Sekretarz obrony zapewnił, że pandemia koronawirusa nie wpłynie znacząco na operacyjną gotowość i amerykańskich sił zbrojnych. Polityk zaznaczył, że jego resort jest świadomy zagrożeń płynących z dezinformacji rozsiewanej m.in. przez państwa wrogie USA.
– Zapewniam państwa, nie ma planów wprowadzenia stanu wojennego, masowych kwarantann ani żadnych innych bzdur, które pojawiają się w sieci – powiedział Esper.
Gen. Milley, przewodniczący Kolegium Połączonych Szefów Sztabów stwierdził, że wirus może mieć jednak skutki dla sytuacji międzynarodowej. Jak stwierdził, epidemia może w niektórych krajach doprowadzić do załamania się porządku społecznego i politycznego chaosu, wobec czego siły USA muszą być przygotowane na takie ewentualności.
Milley dodał, że choć przewidzenie końca epidemii jest trudne, modele oparte na doświadczeniach innych krajów wskazują, że epidemia w USA może potrwać do lipca.
Tymczasem prezydent Stanów Zjednoczonych Donald Trump zasygnalizował, że będzie dążył do skrócenia nadzwyczajnych środków bezpieczeństwa, tak aby ochronić gospodarkę przed zapaścią. W wypowiedziach dla prasy i na Twitterze sugerował, że rozluźnianie restrykcji powinno nastąpić już w ciągu tygodnia.

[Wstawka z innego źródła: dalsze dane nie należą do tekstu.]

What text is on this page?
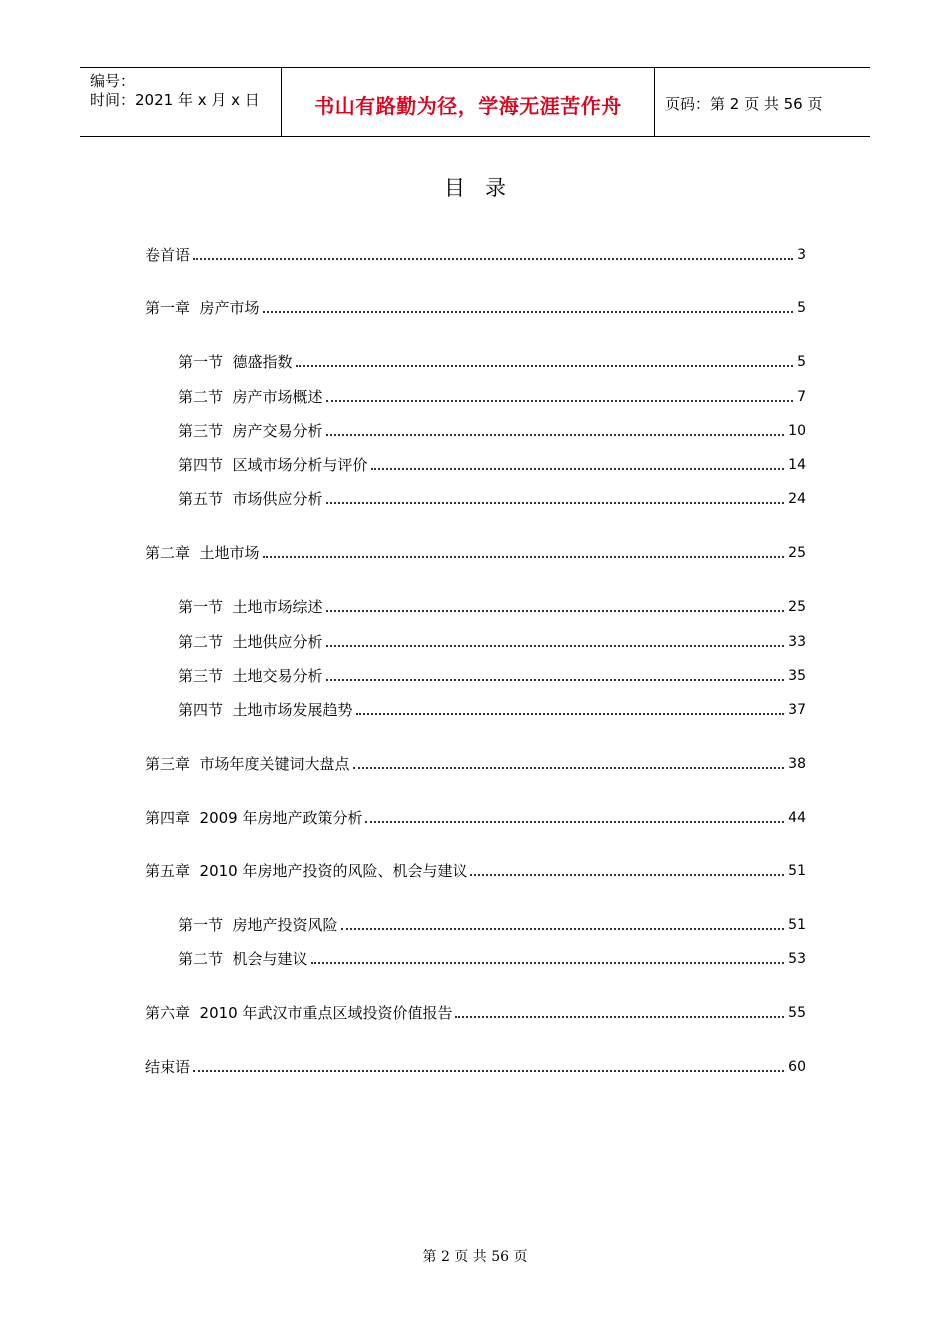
编号：
时间：2021 年 x 月 x 日	书山有路勤为径，学海无涯苦作舟	页码：第 2 页 共 56 页
目录
卷首语	3
第一章  房产市场	5
第一节  德盛指数	5
第二节  房产市场概述	7
第三节  房产交易分析	10
第四节  区域市场分析与评价	14
第五节  市场供应分析	24
第二章  土地市场	25
第一节  土地市场综述	25
第二节  土地供应分析	33
第三节  土地交易分析	35
第四节  土地市场发展趋势	37
第三章  市场年度关键词大盘点	38
第四章  2009 年房地产政策分析	44
第五章  2010 年房地产投资的风险、机会与建议	51
第一节  房地产投资风险	51
第二节  机会与建议	53
第六章  2010 年武汉市重点区域投资价值报告	55
结束语	60
第 2 页 共 56 页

"Ludzie chcą wrócić do pracy. Będą praktykować społeczne dystansowanie i wszystko inne, a seniorzy będą pod opieką" – zaznaczył, dodając że "lekarstwo nie może być gorsze niż problem".
W całym kraju wykryto dotychczas ponad 48 tys. przypadków zakażenia koronawirusem. 588 zmarło z powodu choroby.